Look at RAF Kinloss – where is that again, Conference? Up north somewhere? The heart ripped out of a whole county at a stroke, but a county safely distanced from Westminster - so we can safely ignore it.  And now they threaten to come back for more with Lossiemouth under threat. 

These are not strategic decisions.  These are doctrinaire cuts, of the kind we would have made, being devoid of any concept of the defence of Scotland except WMDs.

Next Sunday I will join the rally in Lossiemouth to save that base, incognito, wearing a mask and protective clothing in case the good people up there understand what Labour did to them. I will take your message of solidarity and support to those people fighting for their community, and do my best to duck when the rotten apples come at me.

But Conference,  Labour created the Scottish Parliament in the hope that it would defuse the fight for independence and cover up the theft of Scottish Oil by Westminster – we sure as hell didn’t create it for times like these.

There are tough decisions ahead. Our budget has been cut faster and deeper than is safe or necessary. But we must deal with the consequences of that. And we will have to be honest with the people of Scotland, which won’t be easy, because we never have been before. No false prospectus of ever more lavish spending proposals – there’s nae money left, as our outgoing guy jokingly told his successor.

If elected in May there will be decisions we do not wish to make, like telling the truth, or doing things for the people of Scotland instead of ourselves. But we will stoop to the challenge, with our vacuum of values and principles at the heart of every decision.

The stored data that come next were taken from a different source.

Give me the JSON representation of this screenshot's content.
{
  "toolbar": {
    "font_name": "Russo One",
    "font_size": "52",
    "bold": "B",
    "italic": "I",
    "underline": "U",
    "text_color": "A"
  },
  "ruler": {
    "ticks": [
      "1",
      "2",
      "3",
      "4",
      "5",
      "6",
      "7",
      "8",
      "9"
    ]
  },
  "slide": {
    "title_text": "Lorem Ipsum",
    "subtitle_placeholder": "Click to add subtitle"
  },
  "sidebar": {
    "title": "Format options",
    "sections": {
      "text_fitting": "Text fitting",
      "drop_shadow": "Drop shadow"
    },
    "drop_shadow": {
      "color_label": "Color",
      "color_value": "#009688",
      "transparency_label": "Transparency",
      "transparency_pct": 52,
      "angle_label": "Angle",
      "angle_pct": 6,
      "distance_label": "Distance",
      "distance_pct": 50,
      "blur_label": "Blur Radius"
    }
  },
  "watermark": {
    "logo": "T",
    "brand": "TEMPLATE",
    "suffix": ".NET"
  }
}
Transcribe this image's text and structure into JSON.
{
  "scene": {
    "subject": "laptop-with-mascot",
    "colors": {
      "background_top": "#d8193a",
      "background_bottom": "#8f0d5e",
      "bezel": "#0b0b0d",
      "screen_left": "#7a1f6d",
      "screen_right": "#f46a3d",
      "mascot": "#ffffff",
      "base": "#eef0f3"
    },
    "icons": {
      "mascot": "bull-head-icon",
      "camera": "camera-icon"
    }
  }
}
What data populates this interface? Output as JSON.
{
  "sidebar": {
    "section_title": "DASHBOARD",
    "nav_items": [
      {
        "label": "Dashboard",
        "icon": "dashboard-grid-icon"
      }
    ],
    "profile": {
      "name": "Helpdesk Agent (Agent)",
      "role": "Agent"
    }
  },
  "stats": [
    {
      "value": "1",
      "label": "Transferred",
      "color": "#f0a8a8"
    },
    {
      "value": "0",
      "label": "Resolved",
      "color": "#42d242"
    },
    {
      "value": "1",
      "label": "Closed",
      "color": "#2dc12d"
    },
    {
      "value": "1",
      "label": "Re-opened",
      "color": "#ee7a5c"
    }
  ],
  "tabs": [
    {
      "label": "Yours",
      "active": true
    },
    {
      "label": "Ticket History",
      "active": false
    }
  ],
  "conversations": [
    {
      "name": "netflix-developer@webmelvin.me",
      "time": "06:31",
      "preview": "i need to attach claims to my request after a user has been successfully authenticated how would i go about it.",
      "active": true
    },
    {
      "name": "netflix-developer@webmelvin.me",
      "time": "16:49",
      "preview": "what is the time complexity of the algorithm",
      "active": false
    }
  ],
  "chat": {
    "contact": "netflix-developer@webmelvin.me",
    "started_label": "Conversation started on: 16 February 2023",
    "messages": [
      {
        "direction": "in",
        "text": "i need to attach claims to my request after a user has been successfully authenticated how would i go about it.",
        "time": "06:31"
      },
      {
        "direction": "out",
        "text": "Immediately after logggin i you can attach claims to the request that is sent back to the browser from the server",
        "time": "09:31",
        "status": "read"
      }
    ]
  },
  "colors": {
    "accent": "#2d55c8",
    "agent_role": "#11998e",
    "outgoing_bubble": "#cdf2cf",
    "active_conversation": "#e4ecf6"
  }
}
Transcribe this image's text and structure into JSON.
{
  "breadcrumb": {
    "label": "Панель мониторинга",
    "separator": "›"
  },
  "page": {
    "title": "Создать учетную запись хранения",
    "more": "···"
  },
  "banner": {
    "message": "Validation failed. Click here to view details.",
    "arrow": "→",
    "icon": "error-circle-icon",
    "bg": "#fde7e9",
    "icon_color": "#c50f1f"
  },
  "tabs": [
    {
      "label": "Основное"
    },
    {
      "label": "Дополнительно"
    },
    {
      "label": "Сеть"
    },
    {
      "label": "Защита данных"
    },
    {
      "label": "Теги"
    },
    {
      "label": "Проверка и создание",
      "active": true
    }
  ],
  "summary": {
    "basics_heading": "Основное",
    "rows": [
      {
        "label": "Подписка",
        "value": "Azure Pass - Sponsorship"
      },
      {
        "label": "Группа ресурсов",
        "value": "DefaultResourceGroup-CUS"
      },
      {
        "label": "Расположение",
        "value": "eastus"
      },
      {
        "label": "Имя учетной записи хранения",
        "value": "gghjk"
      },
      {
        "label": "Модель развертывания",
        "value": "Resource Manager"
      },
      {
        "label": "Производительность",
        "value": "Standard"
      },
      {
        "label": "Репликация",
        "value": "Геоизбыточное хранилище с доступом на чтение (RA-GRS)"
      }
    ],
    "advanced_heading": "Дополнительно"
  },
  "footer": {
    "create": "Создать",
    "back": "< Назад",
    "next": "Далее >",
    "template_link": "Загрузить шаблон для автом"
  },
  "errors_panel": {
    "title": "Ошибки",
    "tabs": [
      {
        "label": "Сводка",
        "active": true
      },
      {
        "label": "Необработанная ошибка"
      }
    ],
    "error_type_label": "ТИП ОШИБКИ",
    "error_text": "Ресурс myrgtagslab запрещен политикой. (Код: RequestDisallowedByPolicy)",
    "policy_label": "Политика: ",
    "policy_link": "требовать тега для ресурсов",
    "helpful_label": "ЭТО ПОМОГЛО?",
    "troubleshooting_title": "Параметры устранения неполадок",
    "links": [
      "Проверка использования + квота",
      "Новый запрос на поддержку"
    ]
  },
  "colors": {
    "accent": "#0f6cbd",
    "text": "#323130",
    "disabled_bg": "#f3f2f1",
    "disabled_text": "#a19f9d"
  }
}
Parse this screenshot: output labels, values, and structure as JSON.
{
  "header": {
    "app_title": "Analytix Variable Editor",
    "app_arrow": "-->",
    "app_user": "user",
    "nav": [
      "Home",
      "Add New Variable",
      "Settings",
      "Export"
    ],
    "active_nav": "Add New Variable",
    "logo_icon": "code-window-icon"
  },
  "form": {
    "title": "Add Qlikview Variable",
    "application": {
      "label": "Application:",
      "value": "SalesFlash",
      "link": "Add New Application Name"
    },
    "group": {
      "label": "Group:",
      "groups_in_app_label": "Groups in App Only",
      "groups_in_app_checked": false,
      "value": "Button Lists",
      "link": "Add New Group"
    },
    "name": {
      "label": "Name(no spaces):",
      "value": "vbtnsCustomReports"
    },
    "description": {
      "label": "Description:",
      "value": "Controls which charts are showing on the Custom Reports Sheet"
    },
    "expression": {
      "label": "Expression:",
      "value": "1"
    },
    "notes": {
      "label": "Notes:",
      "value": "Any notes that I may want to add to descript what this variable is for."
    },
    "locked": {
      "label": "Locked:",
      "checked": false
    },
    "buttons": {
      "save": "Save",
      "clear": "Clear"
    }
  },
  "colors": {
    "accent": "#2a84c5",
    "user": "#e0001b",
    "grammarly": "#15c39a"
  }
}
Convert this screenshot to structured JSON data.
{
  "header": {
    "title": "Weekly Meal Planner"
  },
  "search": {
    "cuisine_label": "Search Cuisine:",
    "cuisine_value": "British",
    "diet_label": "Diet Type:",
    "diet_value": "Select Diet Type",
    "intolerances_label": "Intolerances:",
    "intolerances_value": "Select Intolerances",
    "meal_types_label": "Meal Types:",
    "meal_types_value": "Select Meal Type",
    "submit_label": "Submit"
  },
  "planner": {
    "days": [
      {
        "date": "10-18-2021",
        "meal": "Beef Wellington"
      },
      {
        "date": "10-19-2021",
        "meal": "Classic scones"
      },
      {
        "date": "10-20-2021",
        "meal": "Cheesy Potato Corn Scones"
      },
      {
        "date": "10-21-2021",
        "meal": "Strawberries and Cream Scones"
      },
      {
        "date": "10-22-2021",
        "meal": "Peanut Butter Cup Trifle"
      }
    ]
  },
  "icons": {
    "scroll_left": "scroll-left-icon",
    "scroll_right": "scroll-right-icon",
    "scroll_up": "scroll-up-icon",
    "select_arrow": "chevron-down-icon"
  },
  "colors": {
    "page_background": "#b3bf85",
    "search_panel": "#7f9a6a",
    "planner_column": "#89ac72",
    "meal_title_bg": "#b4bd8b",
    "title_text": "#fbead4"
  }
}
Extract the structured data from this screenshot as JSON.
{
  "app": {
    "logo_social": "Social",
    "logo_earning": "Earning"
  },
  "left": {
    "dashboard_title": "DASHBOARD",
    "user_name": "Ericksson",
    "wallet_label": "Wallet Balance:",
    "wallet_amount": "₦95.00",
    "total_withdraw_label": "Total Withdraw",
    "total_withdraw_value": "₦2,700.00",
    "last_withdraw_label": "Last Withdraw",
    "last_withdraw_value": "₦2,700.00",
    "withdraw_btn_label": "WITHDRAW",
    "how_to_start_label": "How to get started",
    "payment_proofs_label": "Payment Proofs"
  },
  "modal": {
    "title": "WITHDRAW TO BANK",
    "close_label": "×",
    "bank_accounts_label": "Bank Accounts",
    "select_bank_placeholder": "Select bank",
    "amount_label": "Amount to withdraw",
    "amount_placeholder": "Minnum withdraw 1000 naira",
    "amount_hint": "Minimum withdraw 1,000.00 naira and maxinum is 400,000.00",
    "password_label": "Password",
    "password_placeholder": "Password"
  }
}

We cannot avoid the consequences of the collapse of our Scottish banks, although we’ve done our level best to try, by sabotaging the Rainbow Coalition. We cannot avoid the consequences of these Tory cuts. But we can protect ourselves – the Labour apparatchiks, that is and we shall convince the trades unions who bankroll us, and who put us in government that we are on their side, against the massive weight of evidence to the contrary.

But under no circumstance must we show the people of Scotland that there is another way, a better way. We can set a new standard for blaming everything on everybody else, and douse the final glimmerings of light to those who are losing hope. Labour will, with luck, stagger onto the Holyrood bridge and further impoverish the lives of the people of Scotland, something we have done for generations.

First Scotland and then the United Kingdom, when Ed Miliband is elected Prime Minister.


So where stands Scottish Labour now?

In good shape.  In good heart.  In good spirits.  Taking comfort from a general election where one million Scots put their trust in Labour, against all common sense, because of a combination of blind loyalty to a failed party and hatred of the Tories.  Buoyed by a leadership election in which Labour temporarily and expediently acknowledged its worse sin – Iraq - we found a leader who inspired this conference yesterday. We would have been just as happy with his Big Brother David, or even our beloved Tony, but that’s another story, conference …

And ready. Ready conference for an election to come.  Doors we will knock. Leaflets we will deliver.  Arguments we will make.  Lies we will tell. Wool we will pull over eyes. Syntax we will mangle … An election we can win if the Scottish people don’t wake up suddenly. Promises of patronage we will dispense. Residual principles we will dump.

I say this to you not to boast.  Not to brag. I have little to boast or brag about, frankly – but I will bluster.   I leave political analysis, economic competence and common humanity to those to whom it comes more naturally, such as the SNP.

And remember, above all, I love Scotland too much to support it in its fight for the one thing that could transform the lives of the people of Scotland and make our nation great again – full fiscal autonomy, followed in time by full independence. I know which side my bread is buttered on, and who supplies it. I didnae come up the Thames oan a bike, comrade capitalists.